Appendix A. FailSafe and SGI Cluster Manager

Table A-1 summarizes the differences between IRIX FailSafe and SGI Cluster Manager for Linux for those readers who may be familiar with FailSafe.


Note: SGI Cluster Manager for Linux members and FailSafe nodes do not work together and cannot form a high-availability cluster.


Table A-1. Differences Between FailSafe and SGI Cluster Manager

Topic

FailSafe

SGI Cluster Manager

Operating system

IRIX

SLES9 with SGI ProPack 4 for Linux

Terminology

node

resource

member

application

Size of cluster

8 nodes

2 members

Node/member name

Hostname or private network address

Hostname only

NFS lock failover

Supported

Not supported

Network tiebreaker

A node that is participating the cluster membership. FailSafe tries to include the tiebreaker node in the membership in case of split-brain scenarios.

The IP address of machine or a router that does not participate in the cluster membership. Usually it is the IP address of a network router that connects the SGI Cluster Manager members to the external world (clients). In a split-brain scenario, only those members that can contact the tiebreaker IP address can form a cluster. There is also a disk tiebreaker.

Rolling upgrade

Supported

Not supported

Configuration information storage

Information is stored in the cluster database.
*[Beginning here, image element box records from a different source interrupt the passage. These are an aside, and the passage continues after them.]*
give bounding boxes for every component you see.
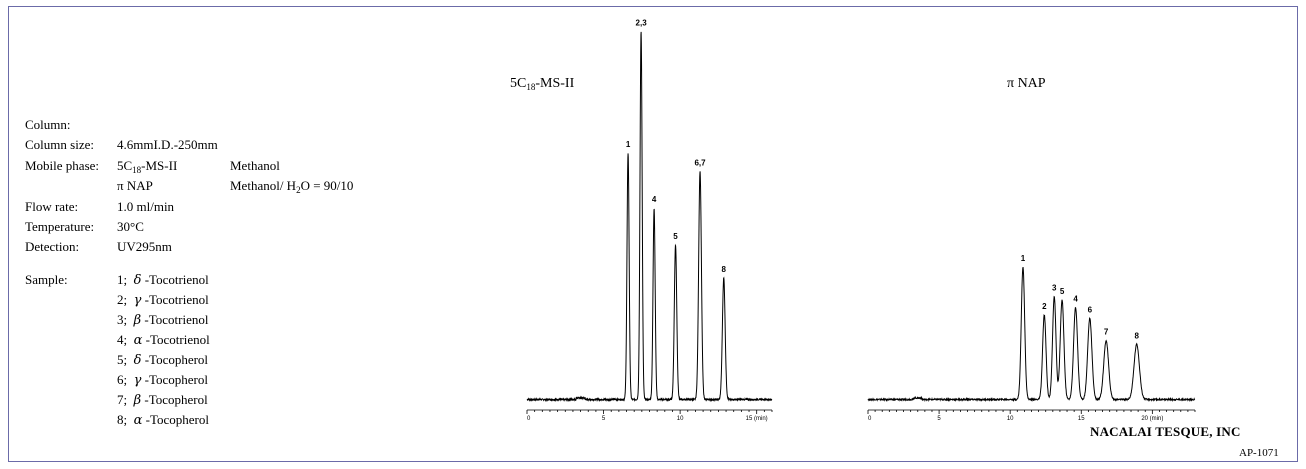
x-tick-label: 15 (min)	[746, 416, 768, 422]
x-tick-label: 20 (min)	[1141, 416, 1163, 422]
x-tick-label: 15	[1078, 416, 1085, 422]
peak-label: 2,3	[636, 18, 648, 27]
flow-rate-label: Flow rate:	[25, 198, 79, 214]
figure-frame	[8, 6, 1298, 462]
mobile-phase-solvent-2: Methanol/ H2O = 90/10	[230, 178, 354, 196]
sample-text: 7; β -Tocopherol	[117, 391, 208, 408]
manufacturer-name: NACALAI TESQUE, INC	[1090, 424, 1241, 439]
column-size-label: Column size:	[25, 137, 94, 153]
peak-label: 5	[673, 232, 678, 241]
x-tick-label: 10	[1007, 416, 1014, 422]
x-tick-label: 5	[937, 416, 941, 422]
peak-label: 4	[652, 195, 657, 204]
detection-value: UV295nm	[117, 239, 172, 255]
temperature-value: 30°C	[117, 218, 144, 234]
sample-label: Sample:	[25, 271, 68, 287]
x-tick-label: 0	[868, 416, 872, 422]
peak-label: 1	[626, 140, 631, 149]
signal-trace	[867, 266, 1196, 403]
sample-text: 6; γ -Tocopherol	[117, 371, 208, 388]
sample-text: 3; β -Tocotrienol	[117, 311, 209, 328]
x-tick-label: 10	[677, 416, 684, 422]
signal-trace	[526, 31, 773, 403]
x-tick-label: 0	[527, 416, 531, 422]
chart-title-pinap: π NAP	[1007, 76, 1046, 91]
flow-rate-value: 1.0 ml/min	[117, 198, 175, 214]
column-label: Column:	[25, 117, 71, 132]
peak-label: 1	[1021, 254, 1026, 263]
peak-label: 5	[1060, 287, 1065, 296]
peak-label: 2	[1042, 302, 1047, 311]
mobile-phase-column-1: 5C18-MS-II	[117, 157, 178, 175]
column-size-value: 4.6mmI.D.-250mm	[117, 137, 218, 153]
mobile-phase-solvent-1: Methanol	[230, 157, 280, 173]
temperature-label: Temperature:	[25, 218, 95, 234]
sample-text: 2; γ -Tocotrienol	[117, 291, 209, 308]
peak-label: 8	[722, 265, 727, 274]
mobile-phase-column-2: π NAP	[117, 178, 153, 194]
sample-text: 8; α -Tocopherol	[117, 411, 209, 428]
application-code: AP-1071	[1239, 447, 1279, 459]
x-tick-label: 5	[602, 416, 606, 422]
peak-label: 6	[1088, 306, 1093, 315]
peak-label: 7	[1104, 328, 1109, 337]
mobile-phase-label: Mobile phase:	[25, 157, 100, 173]
sample-text: 5; δ -Tocopherol	[117, 351, 209, 368]
peak-label: 6,7	[694, 158, 706, 167]
sample-text: 4; α -Tocotrienol	[117, 331, 210, 348]
peak-label: 8	[1134, 331, 1139, 340]
sample-text: 1; δ -Tocotrienol	[117, 271, 209, 288]
peak-label: 3	[1052, 283, 1057, 292]
peak-label: 4	[1073, 294, 1078, 303]
chromatogram-c18: 0 5 10 15 (min) 1 2,3 4 5 6,7 8	[526, 18, 773, 422]
detection-label: Detection:	[25, 239, 80, 255]
chart-title-c18: 5C18-MS-II	[510, 76, 575, 92]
The cluster database is replicated on all nodes automatically and kept in synchronization.

Information is stored in the /etc/cluster.xml configuration file and in the shared partitions. For initial configuration, you must copy this file to all members, such as by using scp . After making configuration changes, you must verify that configuration files are in synchronization. See “Step 15: Verify that Configuration Changes are Synchronized” in Chapter 4.

Making changes while the service is enabled

Device parameter, IP address parameters, and check interval can be changed.

Device parameter, IP address parameters, and check interval cannot be changed.

Script location for resources and resource types

/var/cluster/ha/resource_types

/usr/lib/clumanager/services/service

Heartbeat interval and timeout

You can specify cluster membership heartbeat interval and timeout (in milliseconds).

In the command line, you can specify the heartbeat interval (in microseconds) and the number of heartbeats that can be consecutively missed (tko_count). You can also specify the aggregate failover speed in the GUI.

Heartbeat networks

Allows multiple networks to be designated as heartbeat networks. You can choose a list of networks.

Allows heartbeat on all networks or as a multicast on the hostname network. However, you cannot choose a list of networks.

Action scripts

Separate scripts named start, stop, monitor, restart, exclusive.

A bash script that contains start, stop, and status parameters (see Chapter 6, “Creating a New Highly Available Application”). The equivalent for restart in SGI Cluster Manager is to perform a stop and then a start; there is no equivalent in SGI Cluster Manager for exclusive.

Resource timeouts

Timeouts can be specified for each action (start, stop, monitor , restart, exclusive) and for each resource type independently.

Timeout can be specified for each service irrespective of the action or the number of resources it contains.

Resource dependencies

Resource and resource type dependencies are supported and can be modified by the user.

Applications have fixed dependencies. The start and stop order of applications cannot be modified.

Failover policies

The ordered and round-robin failover policies are predefined. User-defined failover policies are supported.

Only the predefined ordered policy is supported. No user-defined failover policies are supported.